Get your nerd on at Boomfest, St. Petersburg’s answer to the United States’ popular ComicCon. Starting today, this international festival of comics will take over venues throughout the city center and includes exhibitions of comics and illustrations, film screenings, competitions and the chance to meet the genre’s authors, artists and experts.



Friday, Sept. 19


SPIBA’s newest addition to their Cultural Discoveries events is “Handmade in Germany,” an exhibition featuring unique handmade objects of a significantly higher quality than mass-produced items. The work of over 100 German manufacturers will be displayed during the event, which opens today in the Lutheran Church of Saint Peter and Paul on Nevsky Prospekt and runs through Sept. 28.



Saturday, Sept. 20


Starting on Sept. 18 and ending tomorrow is the Extreme Fantasy Wakeboarding Festival in Sunpark by Sredny Suzdalskoye lake in the Ozerki region of the city.
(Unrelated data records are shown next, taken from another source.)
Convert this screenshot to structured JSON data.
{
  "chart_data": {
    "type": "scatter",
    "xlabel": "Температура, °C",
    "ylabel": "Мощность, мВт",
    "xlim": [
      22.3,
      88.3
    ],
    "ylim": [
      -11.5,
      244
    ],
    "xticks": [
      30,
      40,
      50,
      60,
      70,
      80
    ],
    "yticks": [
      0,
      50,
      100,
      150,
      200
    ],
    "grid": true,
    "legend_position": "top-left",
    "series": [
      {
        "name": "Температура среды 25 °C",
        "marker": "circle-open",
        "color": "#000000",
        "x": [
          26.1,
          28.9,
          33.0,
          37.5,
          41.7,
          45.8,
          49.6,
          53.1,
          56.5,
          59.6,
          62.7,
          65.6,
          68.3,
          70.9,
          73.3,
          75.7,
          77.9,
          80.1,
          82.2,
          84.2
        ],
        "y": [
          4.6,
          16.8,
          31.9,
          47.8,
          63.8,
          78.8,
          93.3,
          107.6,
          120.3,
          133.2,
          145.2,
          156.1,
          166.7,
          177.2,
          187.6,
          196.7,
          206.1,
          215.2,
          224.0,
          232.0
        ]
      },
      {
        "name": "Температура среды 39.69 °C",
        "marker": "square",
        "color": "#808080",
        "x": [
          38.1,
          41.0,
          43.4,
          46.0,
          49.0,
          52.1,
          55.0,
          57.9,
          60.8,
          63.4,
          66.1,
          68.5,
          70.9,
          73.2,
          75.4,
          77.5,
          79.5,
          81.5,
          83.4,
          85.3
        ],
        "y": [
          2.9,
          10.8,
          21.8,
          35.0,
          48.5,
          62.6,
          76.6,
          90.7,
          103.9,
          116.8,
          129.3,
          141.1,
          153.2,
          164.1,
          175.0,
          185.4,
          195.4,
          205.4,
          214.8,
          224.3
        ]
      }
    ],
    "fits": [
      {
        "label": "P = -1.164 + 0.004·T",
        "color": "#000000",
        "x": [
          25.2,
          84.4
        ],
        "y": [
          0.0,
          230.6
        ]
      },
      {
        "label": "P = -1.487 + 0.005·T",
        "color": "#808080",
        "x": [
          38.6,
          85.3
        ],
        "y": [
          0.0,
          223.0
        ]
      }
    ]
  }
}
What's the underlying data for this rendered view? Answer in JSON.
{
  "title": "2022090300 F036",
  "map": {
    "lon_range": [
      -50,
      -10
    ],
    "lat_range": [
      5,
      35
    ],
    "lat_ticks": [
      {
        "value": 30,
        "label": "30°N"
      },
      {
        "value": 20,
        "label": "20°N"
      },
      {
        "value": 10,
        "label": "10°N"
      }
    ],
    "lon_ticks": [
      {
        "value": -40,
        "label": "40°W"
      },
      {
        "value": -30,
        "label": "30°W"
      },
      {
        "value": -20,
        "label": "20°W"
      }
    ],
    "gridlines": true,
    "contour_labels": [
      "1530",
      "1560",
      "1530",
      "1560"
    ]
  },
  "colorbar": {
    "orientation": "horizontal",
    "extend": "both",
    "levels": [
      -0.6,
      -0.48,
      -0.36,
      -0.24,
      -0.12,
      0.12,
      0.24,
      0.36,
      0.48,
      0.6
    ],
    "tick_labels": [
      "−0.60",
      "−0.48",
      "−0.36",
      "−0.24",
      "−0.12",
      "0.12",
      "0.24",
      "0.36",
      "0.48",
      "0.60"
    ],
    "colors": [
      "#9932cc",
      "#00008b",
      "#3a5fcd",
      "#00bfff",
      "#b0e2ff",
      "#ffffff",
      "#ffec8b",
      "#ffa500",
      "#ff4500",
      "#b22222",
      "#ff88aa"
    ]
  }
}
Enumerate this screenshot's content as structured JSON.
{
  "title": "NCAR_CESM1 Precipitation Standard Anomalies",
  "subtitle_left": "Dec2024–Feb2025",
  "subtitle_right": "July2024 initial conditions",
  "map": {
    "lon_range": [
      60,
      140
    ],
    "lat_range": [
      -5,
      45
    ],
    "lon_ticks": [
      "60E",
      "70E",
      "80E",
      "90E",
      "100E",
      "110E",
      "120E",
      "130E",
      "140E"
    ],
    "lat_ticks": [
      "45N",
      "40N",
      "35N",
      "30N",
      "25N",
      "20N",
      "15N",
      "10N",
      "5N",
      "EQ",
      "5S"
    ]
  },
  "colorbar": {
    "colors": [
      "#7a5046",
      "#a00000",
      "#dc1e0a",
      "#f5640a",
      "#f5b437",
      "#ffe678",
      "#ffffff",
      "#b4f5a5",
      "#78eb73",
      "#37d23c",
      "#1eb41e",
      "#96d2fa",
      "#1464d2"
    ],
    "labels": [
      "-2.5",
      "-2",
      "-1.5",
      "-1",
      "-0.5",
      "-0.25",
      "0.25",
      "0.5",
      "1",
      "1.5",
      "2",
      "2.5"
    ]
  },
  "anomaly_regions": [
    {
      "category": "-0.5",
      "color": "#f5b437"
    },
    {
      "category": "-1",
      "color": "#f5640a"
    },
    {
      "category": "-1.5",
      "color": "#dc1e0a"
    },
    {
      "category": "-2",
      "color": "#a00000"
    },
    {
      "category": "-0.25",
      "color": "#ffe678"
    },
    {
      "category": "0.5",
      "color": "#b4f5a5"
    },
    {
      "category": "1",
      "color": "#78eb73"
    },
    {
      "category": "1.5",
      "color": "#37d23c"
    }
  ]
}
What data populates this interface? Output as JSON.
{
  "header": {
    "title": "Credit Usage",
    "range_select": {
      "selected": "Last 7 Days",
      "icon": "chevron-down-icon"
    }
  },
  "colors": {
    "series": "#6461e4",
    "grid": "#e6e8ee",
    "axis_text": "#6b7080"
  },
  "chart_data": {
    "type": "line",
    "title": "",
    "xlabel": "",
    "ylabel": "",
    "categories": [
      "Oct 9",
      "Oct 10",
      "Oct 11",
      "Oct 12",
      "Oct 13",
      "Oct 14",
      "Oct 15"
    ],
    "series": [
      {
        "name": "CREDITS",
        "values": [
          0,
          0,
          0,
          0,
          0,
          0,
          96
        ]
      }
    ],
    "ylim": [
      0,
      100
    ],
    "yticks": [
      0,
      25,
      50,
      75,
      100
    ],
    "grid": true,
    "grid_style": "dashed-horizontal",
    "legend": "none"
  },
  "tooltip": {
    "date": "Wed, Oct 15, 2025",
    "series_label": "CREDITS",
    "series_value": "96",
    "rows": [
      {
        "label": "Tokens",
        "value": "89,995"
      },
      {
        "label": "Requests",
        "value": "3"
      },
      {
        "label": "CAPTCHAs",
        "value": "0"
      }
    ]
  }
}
Those after something more laid back can instead head to Jazz and Wine night at TerraVino with legendary jazz guitarist Ildar Kazahanov. 12/14 Admiralteyskaya Emb.



Sunday, Sept. 21


Learn more about African culture and get some exercise during today’s “Djembe and Vuvuzela,” a bike ride starting in Palace Square that includes several stops where riders can listen to the music of Africa or watch short films about the continent. The riders plan to set off at 4 p.m. and all you need to join is a set of wheels.



Monday, Sept. 22


Do you love puppetry? If so, then be sure to go to BTK-Fest, a five-day festival that starts on Sept. 19 celebrating the art. Contemporaries from France, Belgium, the U.K. and other countries will join Russian artists to put on theatrical performances involving a variety of themes, materials and eras. Workshops and meetings are also scheduled for a chance to discuss the artistic medium in further depth.



Tuesday, Sept. 23


Marina Suhih, Director of the External Communications Department at Rostelecom North-West, and Yana Donskaya, HR Director for Northern Capital Gateway are just some of the confirmed participants of today’s round table discussion on “Interaction with Trade Unions” being hosted by SPIBA. Confirm your attendance with SPIBA by Sept. 22.


Kino Expo 2014, an international film industry convention, will be at LenExpo from today until Sept. 26. The third largest exhibition of film equipment in the world, the expo focuses on not only Russia but former Soviet republics as well.